The third was that Latinas are disproportionately responsible for family care obligations relative to Latino men and are more likely to stay at home than mothers of other racial backgrounds.
"Over the course of this pandemic, we have seen women of color struggle much more than white men, often because of their overrepresentation in low-wage sectors and because of their roles as primary caregivers to their families," said Rodrigo Dominguez-Villegas, the research director for the UCLA Latino Policy and Politics Initiative and a co-author of the report.
The report also showed that Latinas experienced one of the highest unemployment rates at the start of the pandemic in April 2020 -- 20.2%. Only rates for Black men and Black women being higher.

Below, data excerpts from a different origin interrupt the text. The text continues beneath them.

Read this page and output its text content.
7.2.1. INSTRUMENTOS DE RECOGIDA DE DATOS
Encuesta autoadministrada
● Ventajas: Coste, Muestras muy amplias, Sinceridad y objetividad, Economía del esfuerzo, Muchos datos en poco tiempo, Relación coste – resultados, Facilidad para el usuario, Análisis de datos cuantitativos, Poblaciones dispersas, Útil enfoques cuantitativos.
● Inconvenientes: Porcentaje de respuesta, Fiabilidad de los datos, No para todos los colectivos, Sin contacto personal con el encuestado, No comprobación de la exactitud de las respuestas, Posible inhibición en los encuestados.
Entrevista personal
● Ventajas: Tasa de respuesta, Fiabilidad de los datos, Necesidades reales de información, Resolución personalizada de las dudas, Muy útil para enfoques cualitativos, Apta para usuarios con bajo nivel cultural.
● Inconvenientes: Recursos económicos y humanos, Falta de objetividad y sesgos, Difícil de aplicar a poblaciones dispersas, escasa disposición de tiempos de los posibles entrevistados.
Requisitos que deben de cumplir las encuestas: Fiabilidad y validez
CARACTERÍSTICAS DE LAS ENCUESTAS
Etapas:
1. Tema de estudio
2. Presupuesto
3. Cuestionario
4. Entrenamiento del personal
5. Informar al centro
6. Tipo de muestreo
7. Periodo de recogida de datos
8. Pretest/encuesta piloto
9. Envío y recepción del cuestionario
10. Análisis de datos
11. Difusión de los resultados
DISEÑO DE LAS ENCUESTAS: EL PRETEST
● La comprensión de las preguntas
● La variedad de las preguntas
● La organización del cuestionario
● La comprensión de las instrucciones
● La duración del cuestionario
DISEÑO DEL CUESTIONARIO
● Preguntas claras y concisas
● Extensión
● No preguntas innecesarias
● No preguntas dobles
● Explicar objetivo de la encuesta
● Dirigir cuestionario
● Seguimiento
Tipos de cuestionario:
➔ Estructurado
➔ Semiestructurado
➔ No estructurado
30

In December 2020, the unemployment rate for Latinas was 9.1% compared to 5.7% for white women, according to the report.
The report provided evidence that inequities in the workforce existed before the COVID-19 pandemic and argued that returning to pre-pandemic workforce conditions would "leave millions of Latinas without access to true economic opportunity and social mobility, which ultimately would diminish the nation's long-term competitiveness."
The report recommended that policymakers increase the minimum wage, increase child care support, introduce mandatory paid family leave, expand the child tax credit and strengthen skills training and education programs to address the inequities present in the workforce.
"As the country enters an economic recovery, we now have the opportunity to address the immediate needs of these women and to create a system that will address their needs in the long term," Dominguez-Villegas said.
"Providing better access to child care and skills training that provides opportunities for economic mobility would go a long way toward ensuring not only jobs but dignified work for women of color."